There is a certain happiness sighted when your bus comes along. It is of course a small specialized form of happiness and will never be a great thing.

-Richard Brautigan, The Old Bus

Wednesday, May 28, 2008


From the wife . . .

The husband warned me and I knew it had to happen eventually: V.O.T.

This morning I happily climbed into the train-before-my-usual-train at Starfire because the No. 84 bus was just early enough to allow me to jaywalk Folsom and run to the boarding side of the east-bound train before it arrived. When I get this train I don’t have to wait in the chill for the next train to take me to Mather/Mills; I get to the No. 74 bus at Mather and wait in the comfortable warmth of the bus until my rightful train arrives.

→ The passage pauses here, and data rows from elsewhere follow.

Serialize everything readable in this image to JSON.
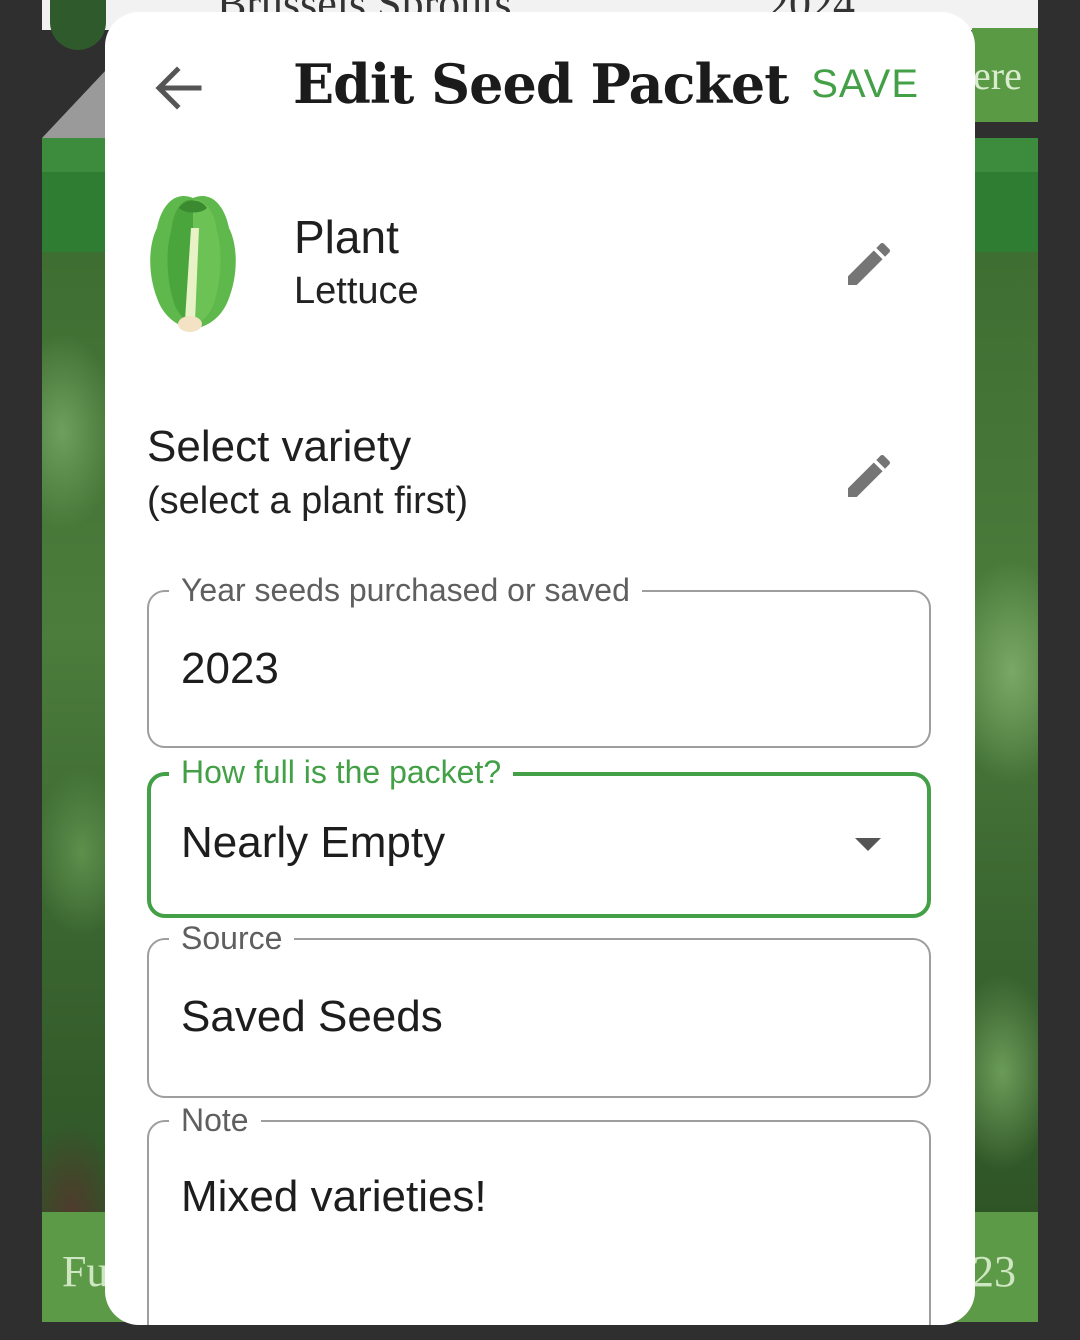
{
  "background": {
    "top_item_name": "Brussels Sprouts",
    "top_item_year": "2024",
    "right_partial_label": "ere",
    "bottom_left_partial": "Fu",
    "bottom_right_partial": "23"
  },
  "dialog": {
    "title": "Edit Seed Packet",
    "save_label": "SAVE",
    "back_icon": "arrow-left-icon",
    "accent_color": "#43a047"
  },
  "plant": {
    "label": "Plant",
    "value": "Lettuce",
    "icon": "lettuce-icon"
  },
  "variety": {
    "label": "Select variety",
    "hint": "(select a plant first)"
  },
  "fields": {
    "year": {
      "label": "Year seeds purchased or saved",
      "value": "2023"
    },
    "fullness": {
      "label": "How full is the packet?",
      "value": "Nearly Empty"
    },
    "source": {
      "label": "Source",
      "value": "Saved Seeds"
    },
    "note": {
      "label": "Note",
      "value": "Mixed varieties!"
    }
  }
}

As I walked a short distance down the aisle, the unmistakable stench of vomit hit me, but it was too late to turn back. Other people were sitting and tolerating it, although one girl was standing by the door ignoring empty seats. Well, I sat down looking carefully, but not carefully enough. As I considered hopping off at the next stop and getting on another car, I decided the heck with it, I’ll just bear it. The smell seemed to lessen, but that was just my olfactory sensors benumbed by the onslaught of the odious compound molecules. As we finally got to Mather and I stood up to exit, I looked down, aghast, to see a loathsome substance dangerously close to my shoe! ARgghh!

I stopped at the first patch of dirt, hoping my being wasn’t permanently contaminated for the day.

Next time, I’m off at the next stop. At least you can get off the train with the expectation of a 15-minute wait for the next one. Not so lucky if that was on a bus. I hope the buses carry a bag of kitty litter.


John said...

Yes, I've blogged before, "No Good Fortune Goes Unpunished." I suggested mops on trains, but the wife has a much better idea: kitty litter. Perhaps each car cold have dispensers for "spills." Or perhaps, the Wachenhut contract could be renegotiated to include triage cleanup duty -- just enough to keep the smell down until the train can be washed.

Uneasy Rhetoric said...

My question is, what would the Swiss do? Other than no Swiss person would be caught dead vomiting on transit in the first place, or would vomit into a personal item, how would they handle such an issue? I seriously doubt the train would get more than a few stops before someone did something.